Enlightenment’s Errand Boy

David A. Bell

  • Calvet’s Web: Enlightenment and the Republic of Letters in 18th-Century France by L.W.B. Brockliss
    Oxford, 471 pp, £55.00, July 2002, ISBN 0 19 924748 X
  • The Great Nation: France from Louis XV to Napoleon by Colin Jones
    Allen Lane, 651 pp, £25.00, August 2002, ISBN 0 7139 9039 2

The French Revolutionaries identified the Enlightenment as the work of a small, brave band of 18th-century philosophes, whom they rushed to entomb as heroes in the gloomy crypt of the Panthéon.
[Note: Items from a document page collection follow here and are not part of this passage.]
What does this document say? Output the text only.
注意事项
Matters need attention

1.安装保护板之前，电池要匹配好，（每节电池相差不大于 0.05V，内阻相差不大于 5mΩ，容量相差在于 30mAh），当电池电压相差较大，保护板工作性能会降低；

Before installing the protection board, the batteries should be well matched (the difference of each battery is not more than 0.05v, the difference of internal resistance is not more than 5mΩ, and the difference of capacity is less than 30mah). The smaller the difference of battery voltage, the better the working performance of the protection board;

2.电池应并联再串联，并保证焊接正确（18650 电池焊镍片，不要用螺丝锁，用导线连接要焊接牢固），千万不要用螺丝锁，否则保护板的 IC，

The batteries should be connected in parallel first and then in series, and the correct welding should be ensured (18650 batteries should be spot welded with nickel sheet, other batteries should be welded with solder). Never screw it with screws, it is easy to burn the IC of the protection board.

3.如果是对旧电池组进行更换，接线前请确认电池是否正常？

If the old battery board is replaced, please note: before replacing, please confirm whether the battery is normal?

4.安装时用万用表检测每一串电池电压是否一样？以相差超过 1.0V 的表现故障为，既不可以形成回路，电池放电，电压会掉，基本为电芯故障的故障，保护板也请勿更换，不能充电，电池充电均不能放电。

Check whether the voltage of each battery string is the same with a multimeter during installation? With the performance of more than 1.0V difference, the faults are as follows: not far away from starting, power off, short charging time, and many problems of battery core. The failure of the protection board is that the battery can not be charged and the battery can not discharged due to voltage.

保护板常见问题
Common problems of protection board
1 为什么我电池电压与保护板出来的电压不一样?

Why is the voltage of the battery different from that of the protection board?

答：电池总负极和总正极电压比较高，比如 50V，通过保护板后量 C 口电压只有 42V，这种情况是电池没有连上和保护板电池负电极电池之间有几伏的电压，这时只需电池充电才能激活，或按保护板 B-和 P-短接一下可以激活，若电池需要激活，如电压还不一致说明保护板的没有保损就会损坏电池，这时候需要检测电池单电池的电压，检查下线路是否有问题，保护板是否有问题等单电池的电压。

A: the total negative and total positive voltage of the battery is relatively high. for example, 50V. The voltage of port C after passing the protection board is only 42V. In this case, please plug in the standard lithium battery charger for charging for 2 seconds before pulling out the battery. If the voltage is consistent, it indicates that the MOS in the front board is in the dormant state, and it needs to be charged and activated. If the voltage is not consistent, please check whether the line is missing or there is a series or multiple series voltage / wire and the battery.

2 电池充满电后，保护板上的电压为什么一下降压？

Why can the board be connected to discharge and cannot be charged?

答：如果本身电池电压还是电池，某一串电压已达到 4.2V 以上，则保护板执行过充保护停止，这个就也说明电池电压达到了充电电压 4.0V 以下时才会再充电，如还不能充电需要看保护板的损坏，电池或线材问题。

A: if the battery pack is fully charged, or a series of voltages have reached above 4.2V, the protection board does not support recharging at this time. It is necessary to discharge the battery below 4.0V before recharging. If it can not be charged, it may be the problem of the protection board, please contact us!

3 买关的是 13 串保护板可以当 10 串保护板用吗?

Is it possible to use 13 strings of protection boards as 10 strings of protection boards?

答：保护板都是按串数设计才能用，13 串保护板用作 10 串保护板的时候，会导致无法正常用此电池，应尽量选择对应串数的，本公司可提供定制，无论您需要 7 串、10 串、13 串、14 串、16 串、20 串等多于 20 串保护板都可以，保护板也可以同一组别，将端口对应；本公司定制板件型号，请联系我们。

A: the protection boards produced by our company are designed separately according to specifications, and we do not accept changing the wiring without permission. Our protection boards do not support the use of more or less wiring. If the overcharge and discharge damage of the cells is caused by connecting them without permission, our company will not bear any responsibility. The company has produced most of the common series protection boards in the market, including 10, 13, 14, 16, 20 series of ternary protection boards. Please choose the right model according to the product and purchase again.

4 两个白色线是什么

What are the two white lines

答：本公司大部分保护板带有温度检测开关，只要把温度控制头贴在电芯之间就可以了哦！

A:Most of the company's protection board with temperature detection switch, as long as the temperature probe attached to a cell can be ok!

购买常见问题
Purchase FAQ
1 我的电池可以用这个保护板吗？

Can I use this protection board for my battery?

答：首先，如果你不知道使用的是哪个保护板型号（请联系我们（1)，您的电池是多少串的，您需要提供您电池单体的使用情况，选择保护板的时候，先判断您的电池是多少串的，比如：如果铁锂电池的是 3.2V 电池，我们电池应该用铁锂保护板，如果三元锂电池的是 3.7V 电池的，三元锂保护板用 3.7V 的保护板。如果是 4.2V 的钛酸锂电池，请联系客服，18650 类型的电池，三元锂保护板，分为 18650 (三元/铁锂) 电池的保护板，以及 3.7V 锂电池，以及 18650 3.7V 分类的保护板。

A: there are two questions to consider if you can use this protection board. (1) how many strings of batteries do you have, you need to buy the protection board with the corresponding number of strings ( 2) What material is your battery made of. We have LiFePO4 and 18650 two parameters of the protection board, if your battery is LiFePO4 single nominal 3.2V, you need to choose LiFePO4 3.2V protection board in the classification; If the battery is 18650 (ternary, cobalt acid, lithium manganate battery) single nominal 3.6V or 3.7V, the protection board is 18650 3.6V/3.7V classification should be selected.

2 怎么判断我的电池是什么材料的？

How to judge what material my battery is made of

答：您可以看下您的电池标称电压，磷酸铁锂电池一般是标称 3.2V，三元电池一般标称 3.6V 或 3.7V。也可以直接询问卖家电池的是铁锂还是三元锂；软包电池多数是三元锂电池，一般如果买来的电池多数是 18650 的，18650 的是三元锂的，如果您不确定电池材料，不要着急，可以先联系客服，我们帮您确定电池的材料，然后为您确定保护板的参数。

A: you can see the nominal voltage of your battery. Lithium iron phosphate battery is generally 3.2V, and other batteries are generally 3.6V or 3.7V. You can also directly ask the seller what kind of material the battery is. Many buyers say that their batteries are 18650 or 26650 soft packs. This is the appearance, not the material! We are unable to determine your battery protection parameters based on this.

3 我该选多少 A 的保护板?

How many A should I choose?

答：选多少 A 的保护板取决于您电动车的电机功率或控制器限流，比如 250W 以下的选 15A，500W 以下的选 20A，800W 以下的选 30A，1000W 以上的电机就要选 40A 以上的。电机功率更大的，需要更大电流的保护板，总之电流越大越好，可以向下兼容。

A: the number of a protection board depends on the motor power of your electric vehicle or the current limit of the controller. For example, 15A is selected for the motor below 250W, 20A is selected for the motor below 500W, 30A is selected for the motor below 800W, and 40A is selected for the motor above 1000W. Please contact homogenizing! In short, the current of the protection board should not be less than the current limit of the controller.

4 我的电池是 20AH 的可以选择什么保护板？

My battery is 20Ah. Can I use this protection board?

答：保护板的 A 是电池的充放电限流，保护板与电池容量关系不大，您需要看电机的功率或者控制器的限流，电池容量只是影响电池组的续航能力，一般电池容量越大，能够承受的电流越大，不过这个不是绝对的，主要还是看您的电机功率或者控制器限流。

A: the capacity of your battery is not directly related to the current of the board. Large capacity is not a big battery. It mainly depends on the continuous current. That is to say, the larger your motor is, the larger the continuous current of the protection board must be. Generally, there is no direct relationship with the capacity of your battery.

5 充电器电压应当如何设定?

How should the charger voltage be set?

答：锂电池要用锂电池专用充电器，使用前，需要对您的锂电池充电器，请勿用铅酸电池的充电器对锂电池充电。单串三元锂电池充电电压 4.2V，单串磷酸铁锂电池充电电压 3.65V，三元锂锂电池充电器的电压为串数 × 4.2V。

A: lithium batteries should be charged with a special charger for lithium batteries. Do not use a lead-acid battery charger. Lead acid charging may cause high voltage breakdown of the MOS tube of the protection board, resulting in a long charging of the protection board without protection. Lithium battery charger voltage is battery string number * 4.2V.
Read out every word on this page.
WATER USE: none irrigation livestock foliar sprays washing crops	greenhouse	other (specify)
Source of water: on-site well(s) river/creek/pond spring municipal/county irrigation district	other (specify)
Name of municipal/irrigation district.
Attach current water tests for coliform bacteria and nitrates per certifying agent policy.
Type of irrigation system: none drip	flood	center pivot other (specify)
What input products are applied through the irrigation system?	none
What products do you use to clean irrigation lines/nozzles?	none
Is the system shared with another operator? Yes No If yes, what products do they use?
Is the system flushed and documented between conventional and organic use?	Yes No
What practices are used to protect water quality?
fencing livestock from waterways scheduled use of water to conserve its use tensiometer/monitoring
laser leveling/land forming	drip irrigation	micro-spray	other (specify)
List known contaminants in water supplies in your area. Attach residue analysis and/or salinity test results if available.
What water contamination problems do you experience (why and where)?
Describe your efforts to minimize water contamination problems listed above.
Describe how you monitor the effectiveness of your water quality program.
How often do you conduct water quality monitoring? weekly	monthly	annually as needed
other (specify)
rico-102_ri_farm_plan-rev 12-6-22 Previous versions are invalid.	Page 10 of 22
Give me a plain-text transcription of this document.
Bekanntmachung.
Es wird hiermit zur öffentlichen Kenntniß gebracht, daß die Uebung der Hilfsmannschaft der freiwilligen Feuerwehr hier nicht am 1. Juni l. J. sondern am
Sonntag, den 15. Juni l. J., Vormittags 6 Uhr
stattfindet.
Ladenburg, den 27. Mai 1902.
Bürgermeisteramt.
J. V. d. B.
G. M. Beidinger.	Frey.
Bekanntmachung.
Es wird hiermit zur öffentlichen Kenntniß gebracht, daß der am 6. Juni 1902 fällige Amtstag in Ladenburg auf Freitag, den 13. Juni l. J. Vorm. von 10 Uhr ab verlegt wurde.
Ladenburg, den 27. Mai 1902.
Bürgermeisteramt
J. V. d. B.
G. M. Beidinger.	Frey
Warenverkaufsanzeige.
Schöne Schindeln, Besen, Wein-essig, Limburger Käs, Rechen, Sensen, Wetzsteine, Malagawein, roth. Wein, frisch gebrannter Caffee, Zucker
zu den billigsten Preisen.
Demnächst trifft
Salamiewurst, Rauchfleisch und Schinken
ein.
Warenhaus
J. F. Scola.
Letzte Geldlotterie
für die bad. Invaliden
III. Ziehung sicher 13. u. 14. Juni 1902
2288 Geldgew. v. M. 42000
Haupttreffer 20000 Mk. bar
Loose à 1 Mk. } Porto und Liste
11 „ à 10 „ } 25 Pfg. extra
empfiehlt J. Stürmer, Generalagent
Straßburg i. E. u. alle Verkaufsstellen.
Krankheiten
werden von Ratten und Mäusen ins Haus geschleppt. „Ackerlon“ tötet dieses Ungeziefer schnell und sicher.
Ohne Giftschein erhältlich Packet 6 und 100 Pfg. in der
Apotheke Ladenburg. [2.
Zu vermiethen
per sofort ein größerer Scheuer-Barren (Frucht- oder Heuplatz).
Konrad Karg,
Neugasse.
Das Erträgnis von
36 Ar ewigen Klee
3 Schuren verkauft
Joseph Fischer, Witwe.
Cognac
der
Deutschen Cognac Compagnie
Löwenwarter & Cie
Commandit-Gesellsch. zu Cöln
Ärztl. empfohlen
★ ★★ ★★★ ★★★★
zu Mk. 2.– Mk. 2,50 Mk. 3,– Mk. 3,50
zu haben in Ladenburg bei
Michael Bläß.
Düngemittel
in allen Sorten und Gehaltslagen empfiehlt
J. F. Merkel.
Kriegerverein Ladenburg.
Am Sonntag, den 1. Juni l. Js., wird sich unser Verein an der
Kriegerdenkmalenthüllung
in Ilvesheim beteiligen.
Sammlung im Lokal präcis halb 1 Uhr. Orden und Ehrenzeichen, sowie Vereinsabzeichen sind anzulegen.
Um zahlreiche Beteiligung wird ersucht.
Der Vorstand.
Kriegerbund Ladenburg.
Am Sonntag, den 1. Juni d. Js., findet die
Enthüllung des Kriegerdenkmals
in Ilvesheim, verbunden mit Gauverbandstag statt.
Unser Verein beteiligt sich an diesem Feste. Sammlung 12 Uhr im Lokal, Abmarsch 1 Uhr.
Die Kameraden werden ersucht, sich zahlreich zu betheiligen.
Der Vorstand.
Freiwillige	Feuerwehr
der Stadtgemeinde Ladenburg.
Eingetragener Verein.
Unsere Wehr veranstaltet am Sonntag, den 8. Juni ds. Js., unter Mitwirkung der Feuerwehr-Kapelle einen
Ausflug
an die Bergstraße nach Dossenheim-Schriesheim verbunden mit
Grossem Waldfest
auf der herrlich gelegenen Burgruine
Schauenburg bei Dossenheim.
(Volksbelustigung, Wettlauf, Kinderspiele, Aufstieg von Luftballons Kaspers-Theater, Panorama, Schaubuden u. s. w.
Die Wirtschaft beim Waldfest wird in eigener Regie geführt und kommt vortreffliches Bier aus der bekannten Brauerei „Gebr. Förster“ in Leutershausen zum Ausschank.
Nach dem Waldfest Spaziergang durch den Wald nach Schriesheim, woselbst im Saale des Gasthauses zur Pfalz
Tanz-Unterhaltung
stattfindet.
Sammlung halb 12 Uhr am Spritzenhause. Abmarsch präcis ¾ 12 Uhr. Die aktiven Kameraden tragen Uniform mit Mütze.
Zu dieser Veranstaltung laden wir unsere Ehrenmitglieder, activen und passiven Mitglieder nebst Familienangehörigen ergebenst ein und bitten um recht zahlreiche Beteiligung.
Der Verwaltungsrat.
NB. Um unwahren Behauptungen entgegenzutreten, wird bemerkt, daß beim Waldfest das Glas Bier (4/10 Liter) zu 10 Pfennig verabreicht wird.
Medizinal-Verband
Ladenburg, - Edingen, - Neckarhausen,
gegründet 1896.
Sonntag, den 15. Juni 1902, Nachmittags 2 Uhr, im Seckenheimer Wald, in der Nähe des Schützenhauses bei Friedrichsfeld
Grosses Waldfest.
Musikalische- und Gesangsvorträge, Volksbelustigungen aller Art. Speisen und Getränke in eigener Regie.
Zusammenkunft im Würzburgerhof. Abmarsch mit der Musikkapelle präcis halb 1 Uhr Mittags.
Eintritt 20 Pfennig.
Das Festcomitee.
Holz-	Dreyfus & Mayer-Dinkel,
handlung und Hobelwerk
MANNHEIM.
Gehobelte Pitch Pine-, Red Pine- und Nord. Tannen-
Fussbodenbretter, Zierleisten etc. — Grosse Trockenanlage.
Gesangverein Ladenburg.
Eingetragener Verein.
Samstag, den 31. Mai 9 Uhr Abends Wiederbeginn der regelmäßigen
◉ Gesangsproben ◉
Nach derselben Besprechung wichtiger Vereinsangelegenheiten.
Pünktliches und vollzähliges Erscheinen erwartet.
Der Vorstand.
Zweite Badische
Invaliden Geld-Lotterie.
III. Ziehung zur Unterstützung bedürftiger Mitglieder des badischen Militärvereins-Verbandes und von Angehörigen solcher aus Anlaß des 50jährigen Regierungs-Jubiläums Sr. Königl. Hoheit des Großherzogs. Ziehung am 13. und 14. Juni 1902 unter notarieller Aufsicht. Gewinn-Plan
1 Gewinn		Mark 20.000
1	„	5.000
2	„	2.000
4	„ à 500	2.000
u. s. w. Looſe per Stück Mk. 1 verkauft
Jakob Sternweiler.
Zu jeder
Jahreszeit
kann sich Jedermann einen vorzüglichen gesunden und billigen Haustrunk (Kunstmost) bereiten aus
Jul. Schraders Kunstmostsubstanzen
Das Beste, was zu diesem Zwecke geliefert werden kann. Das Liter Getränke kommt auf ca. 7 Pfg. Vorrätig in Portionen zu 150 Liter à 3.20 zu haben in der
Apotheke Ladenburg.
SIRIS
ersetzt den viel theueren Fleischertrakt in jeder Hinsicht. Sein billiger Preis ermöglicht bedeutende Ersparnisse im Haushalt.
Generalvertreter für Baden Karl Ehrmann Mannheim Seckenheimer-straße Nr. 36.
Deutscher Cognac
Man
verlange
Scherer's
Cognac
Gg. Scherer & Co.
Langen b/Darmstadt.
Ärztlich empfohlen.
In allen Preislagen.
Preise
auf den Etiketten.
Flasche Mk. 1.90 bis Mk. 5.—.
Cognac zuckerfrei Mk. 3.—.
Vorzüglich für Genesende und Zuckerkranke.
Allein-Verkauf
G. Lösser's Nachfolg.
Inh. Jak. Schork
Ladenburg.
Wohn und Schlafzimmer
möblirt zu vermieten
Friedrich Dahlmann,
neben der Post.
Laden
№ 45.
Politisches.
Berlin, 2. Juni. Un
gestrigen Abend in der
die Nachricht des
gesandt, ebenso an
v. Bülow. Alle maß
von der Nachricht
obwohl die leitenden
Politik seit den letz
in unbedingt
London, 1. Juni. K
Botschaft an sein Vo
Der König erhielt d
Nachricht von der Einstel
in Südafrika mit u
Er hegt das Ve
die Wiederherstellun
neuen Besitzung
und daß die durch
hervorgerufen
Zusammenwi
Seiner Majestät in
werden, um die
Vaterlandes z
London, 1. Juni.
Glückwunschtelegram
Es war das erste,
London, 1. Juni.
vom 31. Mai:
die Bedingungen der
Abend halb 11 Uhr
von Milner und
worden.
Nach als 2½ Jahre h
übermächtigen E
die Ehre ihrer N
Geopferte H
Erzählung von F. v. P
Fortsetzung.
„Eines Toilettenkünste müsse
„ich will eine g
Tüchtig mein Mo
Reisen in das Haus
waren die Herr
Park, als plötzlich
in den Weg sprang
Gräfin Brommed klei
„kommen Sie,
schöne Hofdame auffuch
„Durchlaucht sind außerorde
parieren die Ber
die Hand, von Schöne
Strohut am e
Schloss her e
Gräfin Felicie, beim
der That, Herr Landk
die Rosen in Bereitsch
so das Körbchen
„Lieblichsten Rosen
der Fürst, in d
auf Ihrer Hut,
In the corrupt and desolate wasteland of the Ancien Régime, the Revolutionaries proclaimed, the philosophes had cast welcoming rays of light and reason, stirring the dull roots of popular discontent. On the other side of the political spectrum, angry defenders of religious and political orthodoxy accepted this image, but in photo-negative: for them, the wasteland was a happy garden; the rays of light were menacing shadows; and the angelic philosophes were demons, casting Europe into perdition. Thus the fiery gospel of the abbé Barruel and Joseph de Maistre, to which reactionary Catholics and many others held fast throughout the 19th and much of the 20th centuries.